O
potencial farmacológico das toxinas marinhas
José
Freitas
Epígrafe:"Aparentemente
para cada fármaco conhecido,
existe um protótipo de uma substância natural
encontrada nos organismos" (Dohadwalla, Índia, 1985).
O mar
ainda guarda muitos segredos por serem descobertos, sendo um deles
as substâncias que seus organismos produzem ou armazenam adaptativamente
para serem utilizadas na comunicação, defesa, predação,
inibição do desenvolvimento de competidores, reprodução
ou simplesmente como produto de seu metabolismo. Além disto,
uma mesma substância que, por um lado, pode apresentar-se
como uma toxina, por outro, pode ser a esperança para o tratamento,
e possivelmente a cura, de determinadas doenças. Partindo-se
da constatação de que substâncias isoladas de
uma esponja marinha (Cryptotethya crypta), serviram de matéria
prima para a síntese do medicamento D-Arabinosilcitosina
ou ARA-C (Citarabina ou Aracytin da Upjohn Co.), que vem sendo empregado
há muitas décadas na quimioterapia da leucemia e o
conhecido medicamento AZT (3-azido-3-deoxitimidina), que inibe a
enzima viral transcriptase reversa e empregado para o tratamento
de aidéticos é um bom exemplo que nos leva a continuar
no campo de pesquisa de fármacos marinhos. Mais recentemente,
a substância latrunculina A, isolada de outra esponja é
comercializada pela empresa americana Molecular Probes, devido à
sua ação específica em despolimerizar microfilamentos
de actina, sendo assim, um potente instrumento para utilização
em laboratórios de bioquímica. O manoalida, um terpenóide
isolado da esponja Luffariela variabilis, que tivemos oportunidade
de investigar durante estágio no Marine Sciences Institute,
University of Califórnia, USA, foi tema de pesquisas e hoje
é comercializado pelas empresas americanas RBI/Sigma Chemical
CO, como um potente inibidor da liberação de Ca++
nas células e sabemos que 25 ug dessa substância custa
hoje US$812 .00. Esses fatos, aliados à grande biodiversidade
marinha, vem estimulando cada vez mais a prospecção
de drogas originárias em organismos marinhos.
O Departamento
de Fisiologia do Instituto de Biociências e o Centro de Biologia
Marinha da USP são instituições de ensino e
pesquisa com tradição no estudo de produtos naturais
bioativos marinhos com potencial uso medicinal e mantêm cooperações
com outras instituições nacionais e internacionais.
Possui pós-graduação (Mestrado e Doutorado)
em fisiologia, onde sou responsável pela disciplina "Produtos
Naturais de Organismos Marinhos: Farmacologia e Comunicação
Química". A equipe iniciou seus estudos na área
de farmacologia de produtos naturais já no início
da década de 70 e vem contando com projetos financiados pelo
CNPq e Fapesp.
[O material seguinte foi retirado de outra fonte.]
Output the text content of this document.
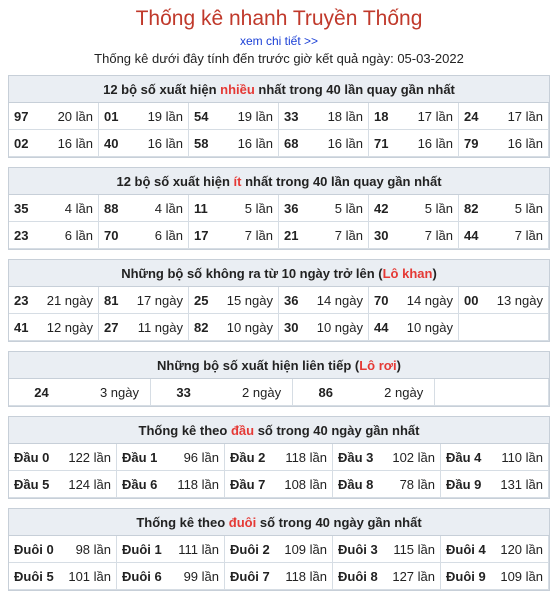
Thống kê nhanh Truyền Thống
xem chi tiết >>
Thống kê dưới đây tính đến trước giờ kết quả ngày: 05-03-2022
12 bộ số xuất hiện nhiều nhất trong 40 lần quay gần nhất
97 20 lần 01 19 lần 54 19 lần 33 18 lần 18 17 lần 24 17 lần
02 16 lần 40 16 lần 58 16 lần 68 16 lần 71 16 lần 79 16 lần
12 bộ số xuất hiện ít nhất trong 40 lần quay gần nhất
35	4 lần 88	4 lần 11	5 lần 36	5 lần 42	5 lần 82	5 lần
23	6 lần 70	6 lần 17	7 lần 21	7 lần 30	7 lần 44	7 lần
Những bộ số không ra từ 10 ngày trở lên (Lô khan)
23 21 ngày 81 17 ngày 25 15 ngày 36 14 ngày 70 14 ngày 00 13 ngày
41 12 ngày 27 11 ngày 82 10 ngày 30 10 ngày 44 10 ngày
Những bộ số xuất hiện liên tiếp (Lô rơi)
24	3 ngày	33	2 ngày	86	2 ngày
Thống kê theo đầu số trong 40 ngày gần nhất
Đầu 0 122 lần Đầu 1 96 lần Đầu 2 118 lần Đầu 3 102 lần Đầu 4 110 lần
Đầu 5 124 lần Đầu 6 118 lần Đầu 7 108 lần Đầu 8 78 lần Đầu 9 131 lần
Thống kê theo đuôi số trong 40 ngày gần nhất
Đuôi 0 98 lần Đuôi 1 111 lần Đuôi 2 109 lần Đuôi 3 115 lần Đuôi 4 120 lần
Đuôi 5 101 lần Đuôi 6 99 lần Đuôi 7 118 lần Đuôi 8 127 lần Đuôi 9 109 lần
Com a recente criação do Centro de
Toxinologia Aplicada um dos Cepids da Fapesp, nosso grupo passou
a integrar e realizar trabalhos em parceria com outros grupos de
pesquisa do Instituto Butantan.
No
ano passado foi concluído um dos primeiros projetos temáticos
da Fapesp outorgado ao Centro de Biologia Marinha da USP, que se
intitulava "Recursos renováveis do litoral paulista:
esponjas (porífera) e tunicados (chordata)- taxonomia, química
e farmacologia". Esse projeto já forneceu subsídios
para o conhecimento de várias espécies novas de esponjas
e tunicados, bem como substâncias de estruturas inéditas
provenientes do Canal de São Sebastião, SP portadoras
de interessantes atividades farmacológicas. Cerca de 30 compostos
foram isolados e identificados quimicamente, sendo vários
inéditos. A continuação do screening
farmacológico proposto vem demonstrando que frações
obtidas no Instituto de Química da USP em São Carlos,
SP, pelo Dr. Roberto G.S. Berlinck, de diversas esponjas coletadas
pelo Dr. Eduardo Hajdu (Museu Nacional do Rio de Janeiro) no litoral
norte paulista, mostram potentes atividades citolíticas e
anti-mitóticas. Da espécie Amphimedon viridis,
foi isolado, um composto inédito, que, de acordo com os resultados
preliminares, é capaz de ligar-se a receptores de adenosina
e agir no plexo neural mioentérico e provocar excitação
dos movimentos peristálticos do intestino de mamíferos.
Com base na estrutura química e ação farmacológica,
essas xantinas parecem ser os primeiros antagonistas de receptores
de adenosina encontrados em organismos marinhos. Quanto à
atividade anti-mitótica em células de ouriço
do mar, um método de screening empregado para a detecção
de citotoxinas, os extratos que apresentaram atividade mais potente
foram os das esponjas: G. corticostyllifera e Mycale laxissima.
Dentre os extratos aquosos das esponjas testadas até o momento,
apenas 4 apresentaram atividade neurotóxica em nervos de
crustáceos, provocando despolarizações e disparos
expontâneos de potenciais de ação. O extrato
de G. corticostyllifera foi o mais ativo nessas preparações,
na concentração de 50-ug/100 microlitros. A neurotoxicidade
verificada na câmara de sucrose gap ilustra a não
recuperação do potencial de ação controle,
possivelmente por formação de poros na membrana dos
axônios, conduzindo a uma despolarização irreversível.
O trabalho de isolamento das substâncias anti-inflamatórias
do extrato hexânico da esponja Chondrilla nucula indica
que estas são de natureza lipídica.
Na
ascídia Phallusia nigra, a Dra. Letícia Costa
Lotufo, hoje professora e pesquisadora no Ceará, encontrou
um composto que induz contrações no intestino de mamíferos
com eficácia igual à histamina. Recentemente, a partir
da extrato da ascídia colonial Didemnum granulatum,
um composto novo, denominado granulatimida foi isolado e sintetizado
pelo Dr. Roberto G.S. Berlinck, da USP, e seus colaboradores canadenses.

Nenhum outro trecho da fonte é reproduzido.